Não é raro que o fascínio nasça do mistério e da obscuridade, por isso o silêncio é mais erótico do que a tagarelice (o amor cortês, à distância, era pobríssimo em palavras). A máscara nietzscheana (“tudo o que é profundo ama a máscara”), a multiplicação de linhas de vida em Fernando Pessoa, o mais recente estilo hermético da escrita de Lobo Antunes. Um não querer dar-se a entender, porque nos vulgarizamos quando os obstinados pela transparência tomam posse do que somos. Fazer da nossa existência uma obra de arte (Foucault), tão instável e enigmática, instável porque enigmática, quanto inspiradora. O prazer diminui quando se abre o jogo, a alegria da revelação dura pouco, só pode ser fugaz, passa-se a outras coisas quando sabemos tudo. A transparência é anódina, falta-lhe sempre tensão metafísica.

Como refere Byung-Chul Han, “A sociedade da transparência é um inferno do igual”. (A Sociedade da Transparência) Favorece também a morte sobre a vida, porque sem o desconhecido desaparece a atracção e esvai-se a vitalidade da procura. Roçamos uma tirania da transparência, é moralmente obrigatório “ser franco”, “ser claro”, “ser verdadeiro”, “ser previsível”, não fugir ao que se espera de nós. Por isso, o Porto deve jogar “à Porto” e o Benfica “à Benfica”. E com isto, ai de quem se desviar de si, uma sociedade da transparência era para Rousseau uma sociedade de um controlo e vigilância totais, impondo a cada um o que se espera dele.

Pelo contrário, a tautologia quase paradoxal nietzscheana do “torna-te o que és” indica um processo de construção, e desconstrução, de si, de permanente auto-superação, saltando de camada em camada, até chegar à maior das complexidades (maior da aberturas), em que, como diz nas Cartas da Loucura, ele já é “cada nome da história”. Mesmo em Kant, o sublime está além de toda a representação, sentido fiscalizado pelo entendimento, que é o “conheço bem” ou “fiquei a conhecer”.
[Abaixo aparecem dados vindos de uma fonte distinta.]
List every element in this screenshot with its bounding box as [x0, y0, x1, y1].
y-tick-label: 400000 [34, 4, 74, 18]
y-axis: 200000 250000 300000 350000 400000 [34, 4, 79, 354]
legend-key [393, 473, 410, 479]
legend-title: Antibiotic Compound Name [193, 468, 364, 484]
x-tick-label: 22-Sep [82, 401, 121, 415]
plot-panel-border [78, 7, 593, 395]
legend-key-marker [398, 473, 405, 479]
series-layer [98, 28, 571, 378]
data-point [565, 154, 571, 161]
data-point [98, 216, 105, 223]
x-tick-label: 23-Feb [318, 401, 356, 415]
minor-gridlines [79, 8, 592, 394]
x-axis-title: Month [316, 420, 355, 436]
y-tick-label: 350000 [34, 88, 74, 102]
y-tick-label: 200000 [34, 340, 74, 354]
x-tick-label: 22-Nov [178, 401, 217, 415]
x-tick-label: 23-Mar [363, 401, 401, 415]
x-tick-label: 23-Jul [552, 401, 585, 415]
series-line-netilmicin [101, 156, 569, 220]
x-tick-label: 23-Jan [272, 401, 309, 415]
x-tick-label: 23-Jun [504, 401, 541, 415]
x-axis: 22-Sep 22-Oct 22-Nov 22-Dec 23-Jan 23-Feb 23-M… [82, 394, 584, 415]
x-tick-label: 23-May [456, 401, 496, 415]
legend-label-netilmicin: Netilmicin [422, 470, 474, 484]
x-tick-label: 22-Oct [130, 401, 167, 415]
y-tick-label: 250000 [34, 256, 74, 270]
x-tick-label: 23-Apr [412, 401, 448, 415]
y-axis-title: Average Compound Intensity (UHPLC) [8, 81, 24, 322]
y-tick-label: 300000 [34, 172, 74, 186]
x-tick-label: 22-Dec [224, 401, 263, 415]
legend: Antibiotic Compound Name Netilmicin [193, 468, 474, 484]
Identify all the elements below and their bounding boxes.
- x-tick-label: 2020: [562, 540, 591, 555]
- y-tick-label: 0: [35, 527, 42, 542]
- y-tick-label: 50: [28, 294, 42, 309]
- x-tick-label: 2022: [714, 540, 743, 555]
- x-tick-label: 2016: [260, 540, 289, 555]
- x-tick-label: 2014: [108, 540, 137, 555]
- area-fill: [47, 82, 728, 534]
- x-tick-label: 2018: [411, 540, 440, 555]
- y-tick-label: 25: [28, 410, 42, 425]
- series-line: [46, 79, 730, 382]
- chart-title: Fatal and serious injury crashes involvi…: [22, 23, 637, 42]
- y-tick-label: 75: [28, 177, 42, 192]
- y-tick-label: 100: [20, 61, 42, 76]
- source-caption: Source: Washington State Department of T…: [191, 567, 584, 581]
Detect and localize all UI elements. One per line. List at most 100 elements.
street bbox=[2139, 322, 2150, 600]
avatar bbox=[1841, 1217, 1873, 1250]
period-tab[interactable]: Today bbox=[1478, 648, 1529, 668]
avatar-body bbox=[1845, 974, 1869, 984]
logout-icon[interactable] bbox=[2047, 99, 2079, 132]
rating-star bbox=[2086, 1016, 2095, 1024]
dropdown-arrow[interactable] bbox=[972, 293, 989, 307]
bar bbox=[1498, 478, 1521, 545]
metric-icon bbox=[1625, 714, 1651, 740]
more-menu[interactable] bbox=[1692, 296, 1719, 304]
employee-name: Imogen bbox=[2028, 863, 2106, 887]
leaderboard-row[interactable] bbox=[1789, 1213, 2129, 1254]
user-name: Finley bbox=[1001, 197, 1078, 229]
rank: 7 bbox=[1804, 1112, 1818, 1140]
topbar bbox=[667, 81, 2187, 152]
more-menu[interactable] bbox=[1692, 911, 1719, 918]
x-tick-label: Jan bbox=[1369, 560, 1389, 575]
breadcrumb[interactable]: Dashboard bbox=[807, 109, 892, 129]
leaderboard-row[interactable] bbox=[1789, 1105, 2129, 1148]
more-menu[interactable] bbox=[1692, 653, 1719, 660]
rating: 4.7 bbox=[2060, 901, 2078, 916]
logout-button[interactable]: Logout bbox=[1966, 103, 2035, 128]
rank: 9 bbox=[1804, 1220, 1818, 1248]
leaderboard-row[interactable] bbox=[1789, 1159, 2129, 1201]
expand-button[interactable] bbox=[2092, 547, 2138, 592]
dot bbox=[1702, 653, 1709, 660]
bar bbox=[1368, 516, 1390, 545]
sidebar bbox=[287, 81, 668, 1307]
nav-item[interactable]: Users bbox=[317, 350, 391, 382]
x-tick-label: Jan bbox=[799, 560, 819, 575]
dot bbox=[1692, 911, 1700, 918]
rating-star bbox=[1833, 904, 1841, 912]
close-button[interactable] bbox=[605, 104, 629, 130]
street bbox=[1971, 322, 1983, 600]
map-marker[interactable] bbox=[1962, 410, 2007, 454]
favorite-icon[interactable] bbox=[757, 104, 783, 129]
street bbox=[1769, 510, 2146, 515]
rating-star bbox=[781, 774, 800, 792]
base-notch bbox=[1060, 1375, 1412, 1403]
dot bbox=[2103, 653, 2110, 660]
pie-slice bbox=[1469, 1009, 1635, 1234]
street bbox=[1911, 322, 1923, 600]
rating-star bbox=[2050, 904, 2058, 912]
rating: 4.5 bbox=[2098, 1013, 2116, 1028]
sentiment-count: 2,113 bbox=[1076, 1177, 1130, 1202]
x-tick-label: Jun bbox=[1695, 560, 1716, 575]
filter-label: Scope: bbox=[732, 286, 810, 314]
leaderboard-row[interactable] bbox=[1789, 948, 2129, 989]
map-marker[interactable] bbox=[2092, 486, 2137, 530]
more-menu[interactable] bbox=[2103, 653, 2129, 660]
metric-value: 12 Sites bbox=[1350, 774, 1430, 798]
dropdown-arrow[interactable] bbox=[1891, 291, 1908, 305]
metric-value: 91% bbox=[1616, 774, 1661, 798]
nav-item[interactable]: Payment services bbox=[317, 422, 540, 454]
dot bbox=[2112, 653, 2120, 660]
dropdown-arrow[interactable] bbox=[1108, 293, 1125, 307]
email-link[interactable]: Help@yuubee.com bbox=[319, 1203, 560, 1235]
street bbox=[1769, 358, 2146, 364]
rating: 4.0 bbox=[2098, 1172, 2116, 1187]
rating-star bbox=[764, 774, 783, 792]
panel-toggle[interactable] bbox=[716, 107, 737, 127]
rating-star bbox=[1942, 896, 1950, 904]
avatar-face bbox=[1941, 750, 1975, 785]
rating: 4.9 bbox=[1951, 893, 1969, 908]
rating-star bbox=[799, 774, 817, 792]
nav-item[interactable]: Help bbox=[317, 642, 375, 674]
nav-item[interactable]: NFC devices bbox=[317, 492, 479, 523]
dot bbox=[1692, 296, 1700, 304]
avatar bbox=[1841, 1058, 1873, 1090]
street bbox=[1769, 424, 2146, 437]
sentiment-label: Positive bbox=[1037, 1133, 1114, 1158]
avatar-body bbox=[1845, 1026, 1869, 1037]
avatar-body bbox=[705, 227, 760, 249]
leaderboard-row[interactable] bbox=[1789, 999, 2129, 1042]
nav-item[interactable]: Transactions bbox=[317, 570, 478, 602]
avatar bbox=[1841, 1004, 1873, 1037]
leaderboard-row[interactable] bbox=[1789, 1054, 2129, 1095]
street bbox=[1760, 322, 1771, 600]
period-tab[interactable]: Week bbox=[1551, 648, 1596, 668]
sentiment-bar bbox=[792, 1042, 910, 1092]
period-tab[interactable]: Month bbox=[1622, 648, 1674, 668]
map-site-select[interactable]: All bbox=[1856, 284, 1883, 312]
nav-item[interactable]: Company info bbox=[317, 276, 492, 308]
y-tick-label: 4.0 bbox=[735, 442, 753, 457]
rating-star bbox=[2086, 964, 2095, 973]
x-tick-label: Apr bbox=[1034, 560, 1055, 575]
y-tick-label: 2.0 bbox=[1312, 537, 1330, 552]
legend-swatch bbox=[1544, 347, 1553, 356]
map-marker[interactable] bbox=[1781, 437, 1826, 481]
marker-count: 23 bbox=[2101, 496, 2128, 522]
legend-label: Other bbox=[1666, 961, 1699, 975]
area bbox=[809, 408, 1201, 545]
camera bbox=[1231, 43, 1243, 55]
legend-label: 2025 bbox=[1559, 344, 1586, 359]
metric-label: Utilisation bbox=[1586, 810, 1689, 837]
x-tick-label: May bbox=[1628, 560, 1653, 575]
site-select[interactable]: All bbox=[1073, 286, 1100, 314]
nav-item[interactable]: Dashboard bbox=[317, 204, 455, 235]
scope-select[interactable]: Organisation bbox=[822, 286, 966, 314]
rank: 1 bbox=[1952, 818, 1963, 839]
Byung-Chul Han, citando Baudrillard (Les stratégies fatales), diz que a sociedade se torna obscena “quando já não há cena, quando tudo se transforma numa transparência inexorável.” Ela só é pujante e exuberante enquanto mantém as distâncias entre as subjectividades, a intimidade destrói a sociabilidade. Refere ainda o autor coreano-alemão, “A sociedade íntima é uma sociedade psicologizada, desritualizada. Sociedade da confissão, da nudez e da privação pornográfica de distância.” O pathos da distância que Nietzsche propõe como perfil do homem nobre segue isso, e há o magnífico poema de Paul Celan “Elogio da Distância”. Mas, ao contrário do que pensa alguma vulgata, não é um distanciamento sectário, dos dominantes sobre os dominados. Esse impulso exerce-se em primeiro lugar sobre o próprio indivíduo, ele deve separar-se daquilo que é, do formato social que adquiriu. Distanciamento anti-narcísico, des-subjectivação, morte do homem, nascimento do sobre-homem, o que está para lá da experiência do humanismo antropocêntrico, um ser implacável com a vulgaridade e as alienações. Mas um ser que nunca atentará contra a vida e quererá, por vezes por vias travessas, que os mais fracos se tornem fortes, que todos sejam fortes, embora meigos e educados. Nietzsche, é bom repeti-lo, preferia a astúcia à violência, a paz à guerra. Destruídas as tábuas de valores, bastava renaturalizar a moral para que uma norma sem normatização se instalasse na vida.

Rente à Realidade

Ponto prévio: não acredito numa realidade categórica, composta por leis, coisas, espaço e tempo incondicionados. Vejo-a antes como uma mistura de regularidades e de interpretações, milhares de interpretações que assentam nas regularidades e fazem regularidades, umas mais consistentes (“ciências duras”), outras menos (“ciências moles”), outras quase nada (gostos literários – excepção para José Rodrigues dos Santos, em quem podemos confiar).

É a esta realidade (que, na verdade, devia estar no plural), instável e irónica, que declaro, e trata-se de uma decisão irrevogável, total obediência. Quero viver rente à realidade, numa grande frugalidade discursiva e consumista, feliz pela irrelevância e penúria de ideias e produtos. No sentido em que não invento, como os idealistas, novos mundos, bem mais fáceis de pincelar linguisticamente (daí serem tão exuberantes e moralmente puros).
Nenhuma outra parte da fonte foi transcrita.